As time went on, Mark went into business as a home renovator. He became quite successful and lives an exemplary life. We are proud of the way he conducts his business; his ethics are beyond reproach. But being a people person, Mark needs a companion, and that he has. He met a very likeable young man, and finally they were joined in a civil union. We attended the ceremony and the festivities afterward, though with pain in our hearts. Mark said to us, “I know that you do not agree with this, but we are very happy.” Not coming to the ceremony would have hurt him deeply. He is a very good son and a wonderful brother to his siblings.
It pains us when we look at their picture and we see a young man instead of a young woman as Mark’s soulmate. It is difficult for me to speak about this, and as a rule I avoid getting into a long conversation about homosexuality out of fear of losing my composure. Writing is a little easier. My wife is the stronger in this matter. It is her words that gave me some peace: “We have done our work; we showed Mark the way, and now we must leave it up to our heavenly Father.”
Yet the agony is still there.
We visit Mark and Paul regularly, and for the past number of years they have hosted Christmas dinner for the whole family, which most attend if they have no other family commitments.

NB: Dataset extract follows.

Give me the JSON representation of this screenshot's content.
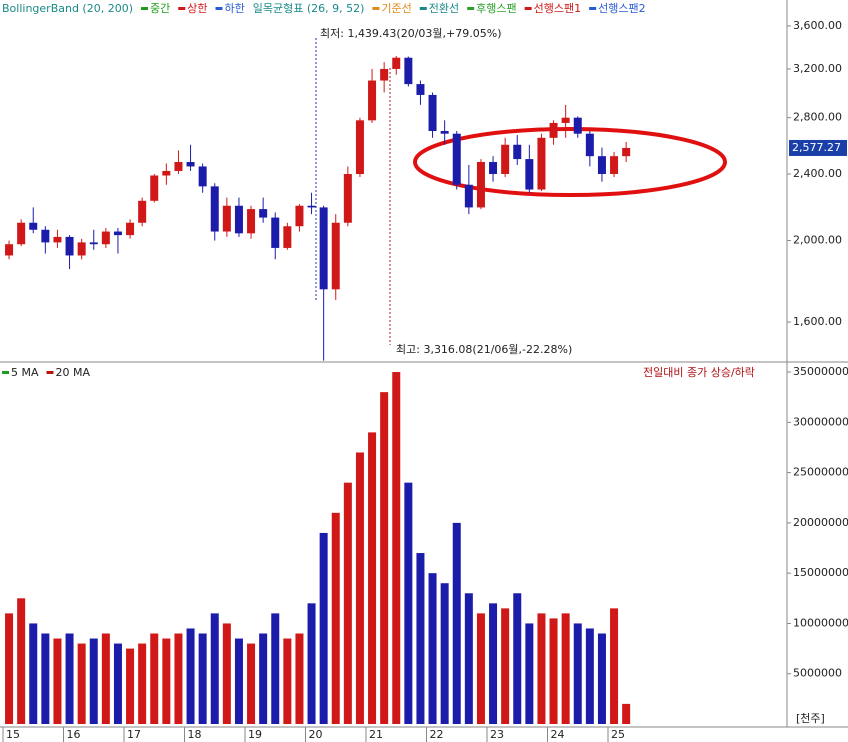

Both Mark and Paul come to our house just as often as most of our other children and their families. They were instrumental in organizing our 50th wedding anniversary, an evening to which all our children contributed. We truly experienced the blessings that our heavenly Father has bestowed on us.
At our church this winter we studied the book What’s So Amazing About Grace? by Philip Yancey. Chapter 13, which talks about people who are generally not accepted, mentions the experience of Yancey’s closest friend, Mel, who realized he was gay. It brought tears to my eyes to read how Yancey supported his friend, who was married and who was a lay preacher in the church. Mel divorced his wife, convinced that he had to do so. I quote from the book, which shows the attitude of most people:
His former colleagues and employers, famous Christians whom he had hosted, who traveled with him, and who made hundreds of thousands of dollars off his work, suddenly turned away. In an airport Mel walked up to a leading Christian statesman he knew well and held out his hand. The man scowled, turned his back and would not even speak.
Mel was ostracized by many, and Yancey received his own share of criticism for standing by his friend.
The question “Where is my son welcome?” is partially answered in that book: many will not want to associate with your son. Some will, but will not want to broach the Subject. Most of Mark and Paul’s friends are gay; several are professionals, not many are CRC members.
Your son may meet someone with whom he will establish a monogamous relationship. My advice is this: love your son very much. More than any of your other children? No, not more—differently. Support him whenever possible, and don’t be ashamed of him. Pray continually to God for wisdom and his compassion.
I leave you with another quote from the book, this one about Rev. Ed Dobson from Calvary Church in Grand Rapids, Mich., who does not agree with the position of the gay community but has reached out to many:
In time Ed Dobson won the trust from the gay community. One gay person said, “We understand where you stand, and know that you do not agree with us, but you still show the love of Jesus and we are drawn to that.” Ed said to me [Yancey], “If I die and someone stands up at my funeral and says nothing but ‘Ed Dobson loved homosexuals,’ I would feel proud.”
I could go on. We have experienced some of the above, but Mark has been ostracized by the church community. Many people accept him for who he is, but members of the CRC are not in the majority. I could go on, but it would serve no additional purpose. One thing remains: the church I’ve served and love has no place for our son.
I hope that this letter means something to you. You are not alone with your question. Suggest to your son, “Live as God would want you to live.” And never lose your faith. God is compassionate.
In all of this the hurt remains, but the love never fades.